Nach 25 Minuten Verhandlungsdauer sollte Bronsch plädieren. Den angeklagten Sachverhalt sah sie für „vollumfänglich erwiesen“ an, auch dadurch, weil der Beschuldigte selbst geständig war, auf Facebook von „Judenmördern“ gesprochen zu haben.
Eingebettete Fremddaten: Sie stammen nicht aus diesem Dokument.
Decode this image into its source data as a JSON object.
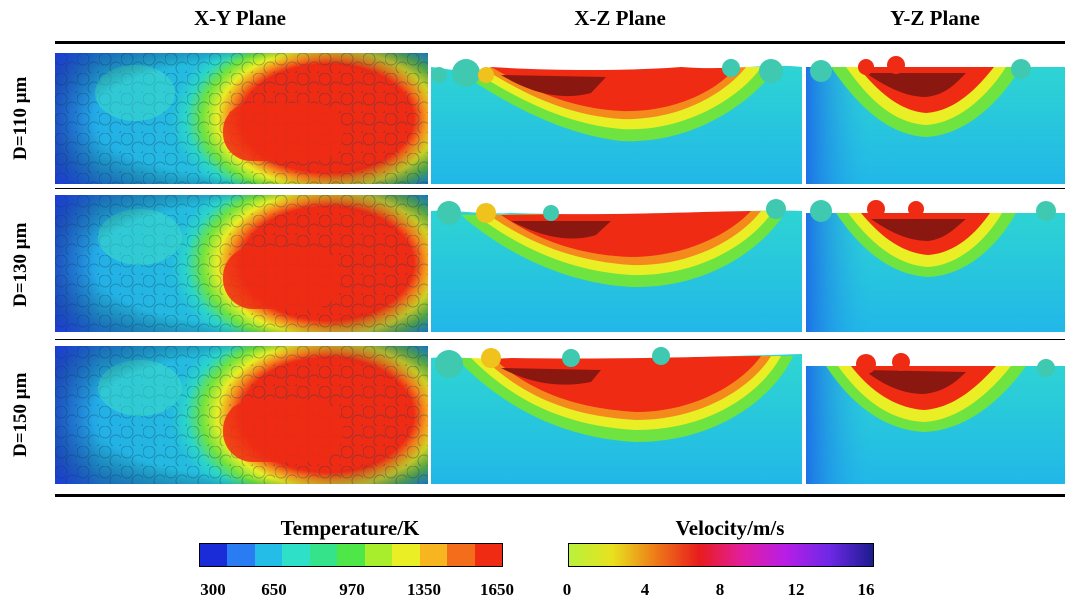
{
  "columns": [
    "X-Y Plane",
    "X-Z Plane",
    "Y-Z Plane"
  ],
  "rows": [
    "D=110 μm",
    "D=130 μm",
    "D=150 μm"
  ],
  "temperature_colorbar": {
    "title": "Temperature/K",
    "ticks": [
      "300",
      "650",
      "970",
      "1350",
      "1650"
    ],
    "colors": [
      "#1a2bd8",
      "#2a7cf2",
      "#23bde8",
      "#2fe0c8",
      "#35e38a",
      "#4fe648",
      "#a9ee2c",
      "#e9ee25",
      "#f7b51f",
      "#f46d1a",
      "#ef2b14"
    ]
  },
  "velocity_colorbar": {
    "title": "Velocity/m/s",
    "ticks": [
      "0",
      "4",
      "8",
      "12",
      "16"
    ],
    "colors": [
      "#b8f23c",
      "#e8e21e",
      "#ee7a18",
      "#e81c1c",
      "#e21ea0",
      "#b61ee6",
      "#6e28e6",
      "#1c1c8e"
    ]
  }
}
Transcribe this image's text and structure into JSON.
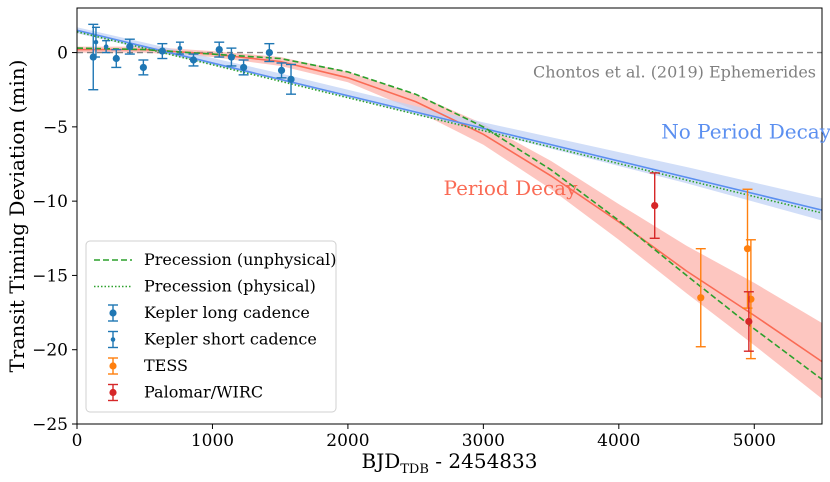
{
  "chart_data": {
    "type": "scatter",
    "xlabel_main": "BJD",
    "xlabel_sub": "TDB",
    "xlabel_rest": " - 2454833",
    "ylabel": "Transit Timing Deviation (min)",
    "xlim": [
      0,
      5500
    ],
    "ylim": [
      -25,
      3
    ],
    "xticks": [
      0,
      1000,
      2000,
      3000,
      4000,
      5000
    ],
    "yticks": [
      0,
      -5,
      -10,
      -15,
      -20,
      -25
    ],
    "grid": false,
    "legend_position": "lower-left",
    "annotations": {
      "reference": "Chontos et al. (2019) Ephemerides",
      "no_decay": "No Period Decay",
      "decay": "Period Decay"
    },
    "colors": {
      "kepler": "#1f77b4",
      "tess": "#ff7f0e",
      "palomar": "#d62728",
      "decay": "#fa6b55",
      "decay_band": "#fcb3ab",
      "no_decay": "#5b8ff0",
      "no_decay_band": "#c2d3f6",
      "precession": "#2ca02c",
      "reference": "#808080"
    },
    "series": [
      {
        "name": "Kepler long cadence",
        "kind": "points",
        "color_key": "kepler",
        "x": [
          120,
          290,
          390,
          490,
          630,
          860,
          1050,
          1140,
          1230,
          1420,
          1510,
          1580
        ],
        "y": [
          -0.3,
          -0.4,
          0.4,
          -1.0,
          0.1,
          -0.5,
          0.2,
          -0.3,
          -1.0,
          0.0,
          -1.2,
          -1.8
        ],
        "err": [
          2.2,
          0.6,
          0.5,
          0.5,
          0.5,
          0.4,
          0.5,
          0.6,
          0.5,
          0.6,
          0.5,
          1.0
        ]
      },
      {
        "name": "Kepler short cadence",
        "kind": "smallpoints",
        "color_key": "kepler",
        "x": [
          140,
          215,
          760
        ],
        "y": [
          0.7,
          0.4,
          0.3
        ],
        "err": [
          1.0,
          0.4,
          0.4
        ]
      },
      {
        "name": "TESS",
        "kind": "points",
        "color_key": "tess",
        "x": [
          4605,
          4950,
          4975
        ],
        "y": [
          -16.5,
          -13.2,
          -16.6
        ],
        "err": [
          3.3,
          4.0,
          4.0
        ]
      },
      {
        "name": "Palomar/WIRC",
        "kind": "points",
        "color_key": "palomar",
        "x": [
          4265,
          4960
        ],
        "y": [
          -10.3,
          -18.1
        ],
        "err": [
          2.2,
          2.0
        ]
      },
      {
        "name": "Period Decay",
        "kind": "model",
        "color_key": "decay",
        "x": [
          0,
          500,
          1000,
          1500,
          2000,
          2500,
          3000,
          3500,
          4000,
          4500,
          5000,
          5500
        ],
        "y": [
          0.2,
          0.2,
          -0.1,
          -0.6,
          -1.7,
          -3.3,
          -5.5,
          -8.3,
          -11.4,
          -14.7,
          -17.7,
          -20.8
        ]
      },
      {
        "name": "Period Decay band",
        "kind": "band",
        "color_key": "decay_band",
        "x": [
          0,
          500,
          1000,
          1500,
          2000,
          2500,
          3000,
          3500,
          4000,
          4500,
          5000,
          5500
        ],
        "y_low": [
          0.0,
          0.0,
          -0.3,
          -0.9,
          -2.0,
          -3.9,
          -6.2,
          -9.2,
          -12.6,
          -16.2,
          -19.7,
          -23.3
        ],
        "y_high": [
          0.4,
          0.4,
          0.1,
          -0.3,
          -1.3,
          -2.8,
          -4.8,
          -7.3,
          -10.2,
          -13.0,
          -15.5,
          -18.2
        ]
      },
      {
        "name": "No Period Decay",
        "kind": "model",
        "color_key": "no_decay",
        "x": [
          0,
          5500
        ],
        "y": [
          1.5,
          -10.6
        ]
      },
      {
        "name": "No Period Decay band",
        "kind": "band",
        "color_key": "no_decay_band",
        "x": [
          0,
          1500,
          3000,
          4500,
          5500
        ],
        "y_low": [
          1.3,
          -1.9,
          -5.3,
          -8.8,
          -11.3
        ],
        "y_high": [
          1.7,
          -1.4,
          -4.7,
          -7.7,
          -9.8
        ]
      },
      {
        "name": "Precession (unphysical)",
        "kind": "dashed",
        "color_key": "precession",
        "x": [
          0,
          500,
          1000,
          1500,
          2000,
          2500,
          3000,
          3500,
          4000,
          4500,
          5000,
          5500
        ],
        "y": [
          0.3,
          0.2,
          -0.1,
          -0.4,
          -1.3,
          -2.8,
          -5.0,
          -7.9,
          -11.3,
          -15.0,
          -18.6,
          -22.0
        ]
      },
      {
        "name": "Precession (physical)",
        "kind": "dotted",
        "color_key": "precession",
        "x": [
          0,
          5500
        ],
        "y": [
          1.4,
          -10.8
        ]
      }
    ]
  }
}
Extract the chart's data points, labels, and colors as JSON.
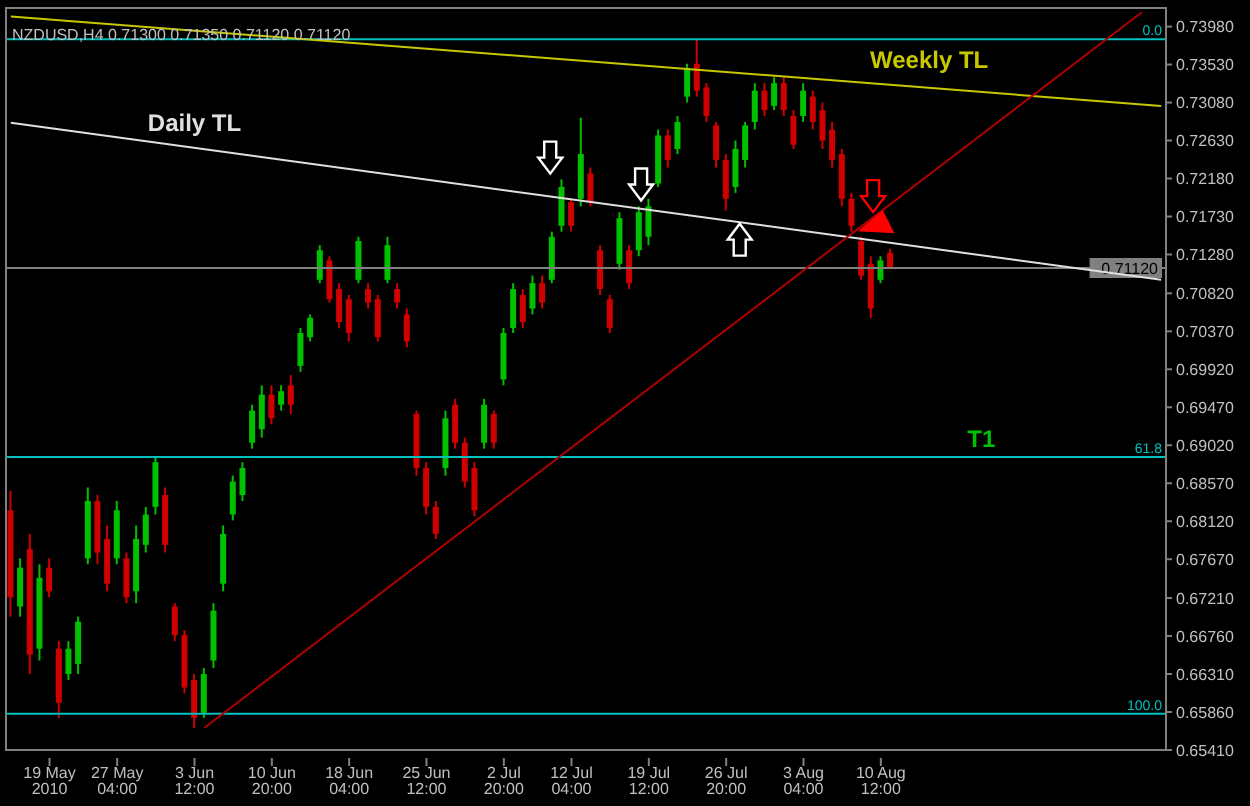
{
  "chart_data": {
    "type": "candlestick",
    "title": "NZDUSD,H4  0.71300 0.71350 0.71120 0.71120",
    "categories": [
      null,
      null,
      null,
      null,
      "19 May 2010",
      null,
      null,
      null,
      null,
      null,
      null,
      "27 May 04:00",
      null,
      null,
      null,
      null,
      null,
      null,
      null,
      "3 Jun 12:00",
      null,
      null,
      null,
      null,
      null,
      null,
      null,
      "10 Jun 20:00",
      null,
      null,
      null,
      null,
      null,
      null,
      null,
      "18 Jun 04:00",
      null,
      null,
      null,
      null,
      null,
      null,
      null,
      "25 Jun 12:00",
      null,
      null,
      null,
      null,
      null,
      null,
      null,
      "2 Jul 20:00",
      null,
      null,
      null,
      null,
      null,
      null,
      "12 Jul 04:00",
      null,
      null,
      null,
      null,
      null,
      null,
      null,
      "19 Jul 12:00",
      null,
      null,
      null,
      null,
      null,
      null,
      null,
      "26 Jul 20:00",
      null,
      null,
      null,
      null,
      null,
      null,
      null,
      "3 Aug 04:00",
      null,
      null,
      null,
      null,
      null,
      null,
      null,
      "10 Aug 12:00",
      null,
      null,
      null,
      null,
      null,
      null,
      null,
      null,
      null,
      null,
      null,
      null,
      null,
      null,
      null,
      null,
      null,
      null,
      null,
      null,
      null,
      null,
      null,
      null,
      null,
      null,
      null,
      null,
      null
    ],
    "ohlc": [
      [
        0.6825,
        0.6848,
        0.6699,
        0.6722
      ],
      [
        0.6711,
        0.6768,
        0.6699,
        0.6757
      ],
      [
        0.6779,
        0.6797,
        0.6631,
        0.6654
      ],
      [
        0.6661,
        0.6761,
        0.6647,
        0.6745
      ],
      [
        0.6757,
        0.6768,
        0.6722,
        0.6729
      ],
      [
        0.6661,
        0.667,
        0.6579,
        0.6597
      ],
      [
        0.6631,
        0.667,
        0.6624,
        0.6661
      ],
      [
        0.6643,
        0.6699,
        0.6631,
        0.6693
      ],
      [
        0.6768,
        0.6852,
        0.6761,
        0.6836
      ],
      [
        0.6836,
        0.6843,
        0.6761,
        0.6775
      ],
      [
        0.6791,
        0.6807,
        0.6729,
        0.6738
      ],
      [
        0.6768,
        0.6836,
        0.6761,
        0.6825
      ],
      [
        0.6768,
        0.6775,
        0.6715,
        0.6722
      ],
      [
        0.6729,
        0.6807,
        0.6715,
        0.6791
      ],
      [
        0.6784,
        0.6829,
        0.6775,
        0.682
      ],
      [
        0.6829,
        0.6889,
        0.682,
        0.6882
      ],
      [
        0.6843,
        0.6852,
        0.6775,
        0.6784
      ],
      [
        0.6711,
        0.6715,
        0.667,
        0.6677
      ],
      [
        0.6677,
        0.6683,
        0.6608,
        0.6615
      ],
      [
        0.6624,
        0.6631,
        0.6567,
        0.6579
      ],
      [
        0.6585,
        0.6638,
        0.6579,
        0.6631
      ],
      [
        0.6647,
        0.6715,
        0.6638,
        0.6706
      ],
      [
        0.6738,
        0.6807,
        0.6729,
        0.6797
      ],
      [
        0.682,
        0.6866,
        0.6813,
        0.6859
      ],
      [
        0.6843,
        0.6882,
        0.6836,
        0.6875
      ],
      [
        0.6905,
        0.695,
        0.6898,
        0.6943
      ],
      [
        0.6921,
        0.6973,
        0.6911,
        0.6962
      ],
      [
        0.6962,
        0.6973,
        0.6927,
        0.6934
      ],
      [
        0.695,
        0.6973,
        0.6943,
        0.6966
      ],
      [
        0.6973,
        0.6985,
        0.6939,
        0.695
      ],
      [
        0.6996,
        0.7041,
        0.6989,
        0.7035
      ],
      [
        0.703,
        0.7057,
        0.7025,
        0.7053
      ],
      [
        0.7098,
        0.7139,
        0.7094,
        0.7133
      ],
      [
        0.7121,
        0.7126,
        0.7071,
        0.7075
      ],
      [
        0.7087,
        0.7094,
        0.7041,
        0.7048
      ],
      [
        0.7075,
        0.708,
        0.7025,
        0.7035
      ],
      [
        0.7098,
        0.7149,
        0.7094,
        0.7144
      ],
      [
        0.7087,
        0.7094,
        0.7064,
        0.7071
      ],
      [
        0.7075,
        0.708,
        0.7025,
        0.703
      ],
      [
        0.7098,
        0.7149,
        0.7094,
        0.7139
      ],
      [
        0.7087,
        0.7094,
        0.7064,
        0.7071
      ],
      [
        0.7057,
        0.7064,
        0.7018,
        0.7025
      ],
      [
        0.6939,
        0.6943,
        0.6866,
        0.6875
      ],
      [
        0.6875,
        0.6882,
        0.682,
        0.6829
      ],
      [
        0.6829,
        0.6836,
        0.6791,
        0.6797
      ],
      [
        0.6875,
        0.6943,
        0.6866,
        0.6934
      ],
      [
        0.695,
        0.6957,
        0.6898,
        0.6905
      ],
      [
        0.6905,
        0.6911,
        0.6852,
        0.6859
      ],
      [
        0.6875,
        0.6882,
        0.6818,
        0.6825
      ],
      [
        0.6905,
        0.6957,
        0.6898,
        0.695
      ],
      [
        0.6939,
        0.6943,
        0.6898,
        0.6905
      ],
      [
        0.698,
        0.7041,
        0.6973,
        0.7035
      ],
      [
        0.7041,
        0.7094,
        0.7035,
        0.7087
      ],
      [
        0.708,
        0.7087,
        0.7041,
        0.7048
      ],
      [
        0.7064,
        0.7103,
        0.7057,
        0.7094
      ],
      [
        0.7094,
        0.7103,
        0.7064,
        0.7071
      ],
      [
        0.7098,
        0.7155,
        0.7094,
        0.7149
      ],
      [
        0.7162,
        0.7217,
        0.7155,
        0.7208
      ],
      [
        0.719,
        0.7194,
        0.7155,
        0.7162
      ],
      [
        0.7194,
        0.729,
        0.7185,
        0.7247
      ],
      [
        0.7224,
        0.7231,
        0.7185,
        0.719
      ],
      [
        0.7133,
        0.7139,
        0.708,
        0.7087
      ],
      [
        0.7075,
        0.708,
        0.7035,
        0.7041
      ],
      [
        0.7117,
        0.7178,
        0.711,
        0.7171
      ],
      [
        0.7133,
        0.7139,
        0.7087,
        0.7094
      ],
      [
        0.7133,
        0.7185,
        0.7126,
        0.7178
      ],
      [
        0.7149,
        0.7194,
        0.7139,
        0.7185
      ],
      [
        0.7212,
        0.7276,
        0.7208,
        0.7269
      ],
      [
        0.7269,
        0.7276,
        0.7231,
        0.724
      ],
      [
        0.7253,
        0.7292,
        0.7247,
        0.7285
      ],
      [
        0.7315,
        0.7354,
        0.7308,
        0.7349
      ],
      [
        0.7354,
        0.7383,
        0.7315,
        0.7322
      ],
      [
        0.7326,
        0.7331,
        0.7285,
        0.7292
      ],
      [
        0.7281,
        0.7285,
        0.7231,
        0.724
      ],
      [
        0.724,
        0.7247,
        0.718,
        0.7194
      ],
      [
        0.7208,
        0.7263,
        0.7201,
        0.7253
      ],
      [
        0.724,
        0.7285,
        0.7231,
        0.7281
      ],
      [
        0.7285,
        0.7331,
        0.7276,
        0.7322
      ],
      [
        0.7322,
        0.7331,
        0.7292,
        0.7299
      ],
      [
        0.7304,
        0.7338,
        0.7299,
        0.7331
      ],
      [
        0.7331,
        0.7338,
        0.7292,
        0.7299
      ],
      [
        0.7292,
        0.7299,
        0.7253,
        0.7258
      ],
      [
        0.7292,
        0.7331,
        0.7285,
        0.7322
      ],
      [
        0.7315,
        0.7322,
        0.7276,
        0.7285
      ],
      [
        0.7299,
        0.7308,
        0.7253,
        0.7263
      ],
      [
        0.7276,
        0.7285,
        0.7231,
        0.724
      ],
      [
        0.7247,
        0.7253,
        0.7185,
        0.7194
      ],
      [
        0.7194,
        0.7201,
        0.7155,
        0.7162
      ],
      [
        0.7144,
        0.7149,
        0.7098,
        0.7103
      ],
      [
        0.7117,
        0.7126,
        0.7053,
        0.7064
      ],
      [
        0.7098,
        0.7126,
        0.7094,
        0.7121
      ],
      [
        0.713,
        0.7135,
        0.7112,
        0.7112
      ],
      null,
      null,
      null,
      null,
      null,
      null,
      null,
      null,
      null,
      null,
      null,
      null,
      null,
      null,
      null,
      null,
      null,
      null,
      null,
      null,
      null,
      null,
      null,
      null,
      null,
      null,
      null,
      null
    ],
    "colors": [
      "#d00000",
      "#00c000",
      "#d00000",
      "#00c000",
      "#d00000",
      "#d00000",
      "#00c000",
      "#00c000",
      "#00c000",
      "#d00000",
      "#d00000",
      "#00c000",
      "#d00000",
      "#00c000",
      "#00c000",
      "#00c000",
      "#d00000",
      "#d00000",
      "#d00000",
      "#d00000",
      "#00c000",
      "#00c000",
      "#00c000",
      "#00c000",
      "#00c000",
      "#00c000",
      "#00c000",
      "#d00000",
      "#00c000",
      "#d00000",
      "#00c000",
      "#00c000",
      "#00c000",
      "#d00000",
      "#d00000",
      "#d00000",
      "#00c000",
      "#d00000",
      "#d00000",
      "#00c000",
      "#d00000",
      "#d00000",
      "#d00000",
      "#d00000",
      "#d00000",
      "#00c000",
      "#d00000",
      "#d00000",
      "#d00000",
      "#00c000",
      "#d00000",
      "#00c000",
      "#00c000",
      "#d00000",
      "#00c000",
      "#d00000",
      "#00c000",
      "#00c000",
      "#d00000",
      "#00c000",
      "#d00000",
      "#d00000",
      "#d00000",
      "#00c000",
      "#d00000",
      "#00c000",
      "#00c000",
      "#00c000",
      "#d00000",
      "#00c000",
      "#00c000",
      "#d00000",
      "#d00000",
      "#d00000",
      "#d00000",
      "#00c000",
      "#00c000",
      "#00c000",
      "#d00000",
      "#00c000",
      "#d00000",
      "#d00000",
      "#00c000",
      "#d00000",
      "#d00000",
      "#d00000",
      "#d00000",
      "#d00000",
      "#d00000",
      "#d00000",
      "#00c000",
      "#d00000",
      null,
      null,
      null,
      null,
      null,
      null,
      null,
      null,
      null,
      null,
      null,
      null,
      null,
      null,
      null,
      null,
      null,
      null,
      null,
      null,
      null,
      null,
      null,
      null,
      null,
      null,
      null,
      null
    ],
    "series": [
      {
        "type": "line",
        "name": "Weekly TL",
        "color": "#c8c800",
        "values": [
          0.741,
          null,
          null,
          null,
          null,
          null,
          null,
          null,
          null,
          null,
          null,
          null,
          null,
          null,
          null,
          null,
          null,
          null,
          null,
          null,
          null,
          null,
          null,
          null,
          null,
          null,
          null,
          null,
          null,
          null,
          null,
          null,
          null,
          null,
          null,
          null,
          null,
          null,
          null,
          null,
          null,
          null,
          null,
          null,
          null,
          null,
          null,
          null,
          null,
          null,
          null,
          null,
          null,
          null,
          null,
          null,
          null,
          null,
          null,
          null,
          null,
          null,
          null,
          null,
          null,
          null,
          null,
          null,
          null,
          null,
          null,
          null,
          null,
          null,
          null,
          null,
          null,
          null,
          null,
          null,
          null,
          null,
          null,
          null,
          null,
          null,
          null,
          null,
          null,
          null,
          null,
          null,
          null,
          null,
          null,
          null,
          null,
          null,
          null,
          null,
          null,
          null,
          null,
          null,
          null,
          null,
          null,
          null,
          null,
          null,
          null,
          null,
          null,
          null,
          null,
          null,
          null,
          null,
          null,
          0.7304
        ]
      },
      {
        "type": "line",
        "name": "Daily TL",
        "color": "#e0e0e0",
        "values": [
          0.7284,
          null,
          null,
          null,
          null,
          null,
          null,
          null,
          null,
          null,
          null,
          null,
          null,
          null,
          null,
          null,
          null,
          null,
          null,
          null,
          null,
          null,
          null,
          null,
          null,
          null,
          null,
          null,
          null,
          null,
          null,
          null,
          null,
          null,
          null,
          null,
          null,
          null,
          null,
          null,
          null,
          null,
          null,
          null,
          null,
          null,
          null,
          null,
          null,
          null,
          null,
          null,
          null,
          null,
          null,
          null,
          null,
          null,
          null,
          null,
          null,
          null,
          null,
          null,
          null,
          null,
          null,
          null,
          null,
          null,
          null,
          null,
          null,
          null,
          null,
          null,
          null,
          null,
          null,
          null,
          null,
          null,
          null,
          null,
          null,
          null,
          null,
          null,
          null,
          null,
          null,
          null,
          null,
          null,
          null,
          null,
          null,
          null,
          null,
          null,
          null,
          null,
          null,
          null,
          null,
          null,
          null,
          null,
          null,
          null,
          null,
          null,
          null,
          null,
          null,
          null,
          null,
          null,
          null,
          0.7098
        ]
      },
      {
        "type": "line",
        "color": "#b00000",
        "values": [
          null,
          null,
          null,
          null,
          null,
          null,
          null,
          null,
          null,
          null,
          null,
          null,
          null,
          null,
          null,
          null,
          null,
          null,
          null,
          null,
          0.6567,
          null,
          null,
          null,
          null,
          null,
          null,
          null,
          null,
          null,
          null,
          null,
          null,
          null,
          null,
          null,
          null,
          null,
          null,
          null,
          null,
          null,
          null,
          null,
          null,
          null,
          null,
          null,
          null,
          null,
          null,
          null,
          null,
          null,
          null,
          null,
          null,
          null,
          null,
          null,
          null,
          null,
          null,
          null,
          null,
          null,
          null,
          null,
          null,
          null,
          null,
          null,
          null,
          null,
          null,
          null,
          null,
          null,
          null,
          null,
          null,
          null,
          null,
          null,
          null,
          null,
          null,
          null,
          null,
          null,
          null,
          null,
          null,
          null,
          null,
          null,
          null,
          null,
          null,
          null,
          null,
          null,
          null,
          null,
          null,
          null,
          null,
          null,
          null,
          null,
          null,
          null,
          null,
          null,
          null,
          null,
          null,
          0.7415,
          null,
          null
        ]
      }
    ],
    "ylim": [
      0.6541,
      0.742
    ],
    "yticks": [
      {
        "value": 0.7398,
        "label": "0.73980"
      },
      {
        "value": 0.7353,
        "label": "0.73530"
      },
      {
        "value": 0.7308,
        "label": "0.73080"
      },
      {
        "value": 0.7263,
        "label": "0.72630"
      },
      {
        "value": 0.7218,
        "label": "0.72180"
      },
      {
        "value": 0.7173,
        "label": "0.71730"
      },
      {
        "value": 0.7128,
        "label": "0.71280"
      },
      {
        "value": 0.7082,
        "label": "0.70820"
      },
      {
        "value": 0.7037,
        "label": "0.70370"
      },
      {
        "value": 0.6992,
        "label": "0.69920"
      },
      {
        "value": 0.6947,
        "label": "0.69470"
      },
      {
        "value": 0.6902,
        "label": "0.69020"
      },
      {
        "value": 0.6857,
        "label": "0.68570"
      },
      {
        "value": 0.6812,
        "label": "0.68120"
      },
      {
        "value": 0.6767,
        "label": "0.67670"
      },
      {
        "value": 0.6721,
        "label": "0.67210"
      },
      {
        "value": 0.6676,
        "label": "0.66760"
      },
      {
        "value": 0.6631,
        "label": "0.66310"
      },
      {
        "value": 0.6586,
        "label": "0.65860"
      },
      {
        "value": 0.6541,
        "label": "0.65410"
      }
    ],
    "ref_lines": [
      {
        "axis": "y",
        "value": 0.7383,
        "color": "#00c0c0"
      },
      {
        "axis": "y",
        "value": 0.6888,
        "color": "#00c0c0"
      },
      {
        "axis": "y",
        "value": 0.6584,
        "color": "#00c0c0"
      },
      {
        "axis": "y",
        "value": 0.7112,
        "label": "0.71120",
        "color": "#808080"
      }
    ],
    "annotations": [
      {
        "text": "T1",
        "y": 0.6888
      },
      {
        "text": "0.0",
        "y": 0.7383
      },
      {
        "text": "61.8",
        "y": 0.6888
      },
      {
        "text": "100.0",
        "y": 0.6584
      }
    ]
  }
}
Nach einer halben Stunde wird das Urteil gesprochen
Somit ergab sich aus Bronschs Sicht, „dass sich der Angeklagte der Volksverhetzung schuldig gemacht hat“. Exakt 30 Minuten nach Prozessbeginn sollte Richterin Anne Berlips um 9.30 Uhr das Urteil sprechen. Sie verurteilte den Mann zu einer Geldstrafe in Höhe von 2400 Euro. Ihre Urteilsbegründung: „Ich sage Ihnen, warum hier Volksverhetzung im Raum steht: Es geht hier auch ums Verharmlosen und Gleichsetzen von Holocaust und Maske.“
Das Gericht, so Berlips, sei aber auch zu der Ansicht gekommen, dass eine „Geldstrafe ausreichend ist“, wenngleich es sich auch bei der „letzten Verurteilung (Merkel-Hitler-Vergleich) um etwas Deliktnahes handelte“. Kommentarlos und mit leichtem Kopfschütteln nahm der Mann das Urteil entgegen.